Show HN: Speeding up LLM inference 2x times (possibly)

Overview of “Effort” / bucket-based dynamic sparsity

  • Technique replaces standard dense matvecs with a preprocessed, bucketed format where weights in each row are sorted by magnitude.
  • At inference, it dynamically selects only the most “important” weights per layer/token based on the current input vector and a global “effort” parameter (fraction of work to do).
  • Claims: around 2× faster matrix multiplications at ~25% effort on Apple Silicon, with outputs still close to baseline on informal tests. All weights remain available; they’re just not used all the time.

Relation to existing sparsity / pruning work

  • Compared to approaches like PowerInfer and MoE:
    • This works at single-weight granularity instead of whole neurons or experts.
    • It’s dynamic (input‑dependent) rather than statically pruning weights.
  • Commenters link it to magnitude pruning, SparseGPT, semi-structured (2:4) sparsity, mixture-of-depths, and low-rank ideas; author notes overlap but emphasizes runtime dynamic selection and a custom GPU-friendly matmul.

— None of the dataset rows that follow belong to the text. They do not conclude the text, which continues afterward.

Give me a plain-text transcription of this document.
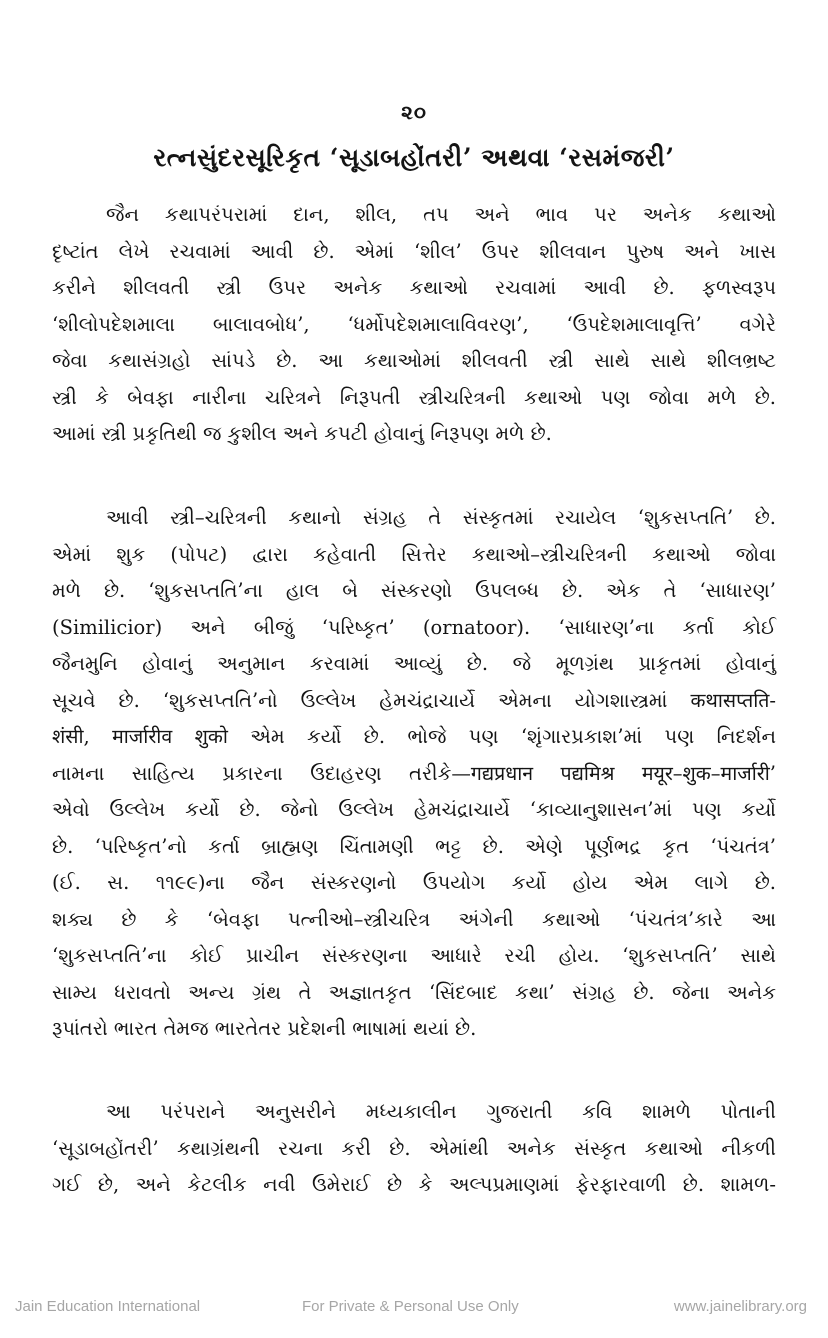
૨૦
રત્નસુંદરસૂરિકૃત ‘સૂડાબહોંતરી’ અથવા ‘રસમંજરી’
જૈન કથાપરંપરામાં દાન, શીલ, તપ અને ભાવ પર અનેક કથાઓ
દૃષ્ટાંત લેખે રચવામાં આવી છે. એમાં ‘શીલ’ ઉપર શીલવાન પુરુષ અને ખાસ
કરીને શીલવતી સ્ત્રી ઉપર અનેક કથાઓ રચવામાં આવી છે. ફળસ્વરૂપ
‘શીલોપદેશમાલા બાલાવબોધ’, ‘ધર્મોપદેશમાલાવિવરણ’, ‘ઉપદેશમાલાવૃત્તિ’ વગેરે
જેવા કથાસંગ્રહો સાંપડે છે. આ કથાઓમાં શીલવતી સ્ત્રી સાથે સાથે શીલભ્રષ્ટ
સ્ત્રી કે બેવફા નારીના ચરિત્રને નિરૂપતી સ્ત્રીચરિત્રની કથાઓ પણ જોવા મળે છે.
આમાં સ્ત્રી પ્રકૃતિથી જ કુશીલ અને કપટી હોવાનું નિરૂપણ મળે છે.
આવી સ્ત્રી–ચરિત્રની કથાનો સંગ્રહ તે સંસ્કૃતમાં રચાયેલ ‘શુકસપ્તતિ’ છે.
એમાં શુક (પોપટ) દ્વારા કહેવાતી સિત્તેર કથાઓ–સ્ત્રીચરિત્રની કથાઓ જોવા
મળે છે. ‘શુકસપ્તતિ’ના હાલ બે સંસ્કરણો ઉપલબ્ધ છે. એક તે ‘સાધારણ’
(Similicior) અને બીજું ‘પરિષ્કૃત’ (ornatoor). ‘સાધારણ’ના કર્તા કોઈ
જૈનમુનિ હોવાનું અનુમાન કરવામાં આવ્યું છે. જે મૂળગ્રંથ પ્રાકૃતમાં હોવાનું
સૂચવે છે. ‘શુકસપ્તતિ’નો ઉલ્લેખ હેમચંદ્રાચાર્યે એમના યોગશાસ્ત્રમાં कथासप्तति-
शंसी, मार्जारीव शुको એમ કર્યો છે. ભોજે પણ ‘શૃંગારપ્રકાશ’માં પણ નિદર્શન
નામના સાહિત્ય પ્રકારના ઉદાહરણ તરીકે—गद्यप्रधान पद्यमिश्र मयूर–शुक–मार्जारी’
એવો ઉલ્લેખ કર્યો છે. જેનો ઉલ્લેખ હેમચંદ્રાચાર્યે ‘કાવ્યાનુશાસન’માં પણ કર્યો
છે. ‘પરિષ્કૃત’નો કર્તા બ્રાહ્મણ ચિંતામણી ભટ્ટ છે. એણે પૂર્ણભદ્ર કૃત ‘પંચતંત્ર’
(ઈ. સ. ૧૧૯૯)ના જૈન સંસ્કરણનો ઉપયોગ કર્યો હોય એમ લાગે છે.
શક્ય છે કે ‘બેવફા પત્નીઓ–સ્ત્રીચરિત્ર અંગેની કથાઓ ‘પંચતંત્ર’કારે આ
‘શુકસપ્તતિ’ના કોઈ પ્રાચીન સંસ્કરણના આધારે રચી હોય. ‘શુકસપ્તતિ’ સાથે
સામ્ય ધરાવતો અન્ય ગ્રંથ તે અજ્ઞાતકૃત ‘સિંદબાદ કથા’ સંગ્રહ છે. જેના અનેક
રૂપાંતરો ભારત તેમજ ભારતેતર પ્રદેશની ભાષામાં થયાં છે.
આ પરંપરાને અનુસરીને મધ્યકાલીન ગુજરાતી કવિ શામળે પોતાની
‘સૂડાબહોંતરી’ કથાગ્રંથની રચના કરી છે. એમાંથી અનેક સંસ્કૃત કથાઓ નીકળી
ગઈ છે, અને કેટલીક નવી ઉમેરાઈ છે કે અલ્પપ્રમાણમાં ફેરફારવાળી છે. શામળ-
Jain Education International	For Private & Personal Use Only	www.jainelibrary.org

Implementation details & current limitations

  • Implemented in Swift/Metal targeting Apple GPUs; CPU speedups expected but not yet well-characterized.
  • Performance benefit is largely from reduced memory traffic; several commenters note speedups may diminish at larger batch sizes.
  • Current implementation has bugs (e.g., broken Mixtral path, suboptimal 100% mode), missing or initially misconfigured model artifacts, and documentation typos; work is in progress.
  • Q8 quantization support is incomplete; combining Effort with low-bit quantization is a major open question.

Quality, evaluation, and skepticism

  • Evaluation so far is mostly anecdotal (prompt comparisons, cosine similarity of activations). More rigorous benchmarks (e.g., KL-divergence, standard LLM evals) are requested.
  • One commenter characterizes the headline as over-strong given early, self-evaluated results; others echo “extraordinary claims require extraordinary evidence.”
  • Author repeatedly hedges with “possibly,” acknowledges unknowns (especially at Q8, smaller models, batch>1), and invites community validation.

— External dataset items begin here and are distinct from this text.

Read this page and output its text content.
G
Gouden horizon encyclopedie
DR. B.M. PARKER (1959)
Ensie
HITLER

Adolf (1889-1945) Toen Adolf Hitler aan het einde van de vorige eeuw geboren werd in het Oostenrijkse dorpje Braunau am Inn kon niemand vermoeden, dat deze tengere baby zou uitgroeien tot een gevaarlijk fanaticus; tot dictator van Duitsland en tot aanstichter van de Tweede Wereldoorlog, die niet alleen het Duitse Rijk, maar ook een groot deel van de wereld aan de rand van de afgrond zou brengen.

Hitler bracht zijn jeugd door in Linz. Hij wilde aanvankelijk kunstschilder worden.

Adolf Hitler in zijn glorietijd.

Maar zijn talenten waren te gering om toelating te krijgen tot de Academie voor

Potential applications and extensions

  • Interest in integrating into llama.cpp, mobile and low-VRAM setups, MoE models, CNNs/diffusion, and cross-platform libraries.
  • Ideas raised: a small controller model to choose effort per layer/token, post-training or quantization-aware training to recover quality, and tuning effort unevenly across layers or MoE experts.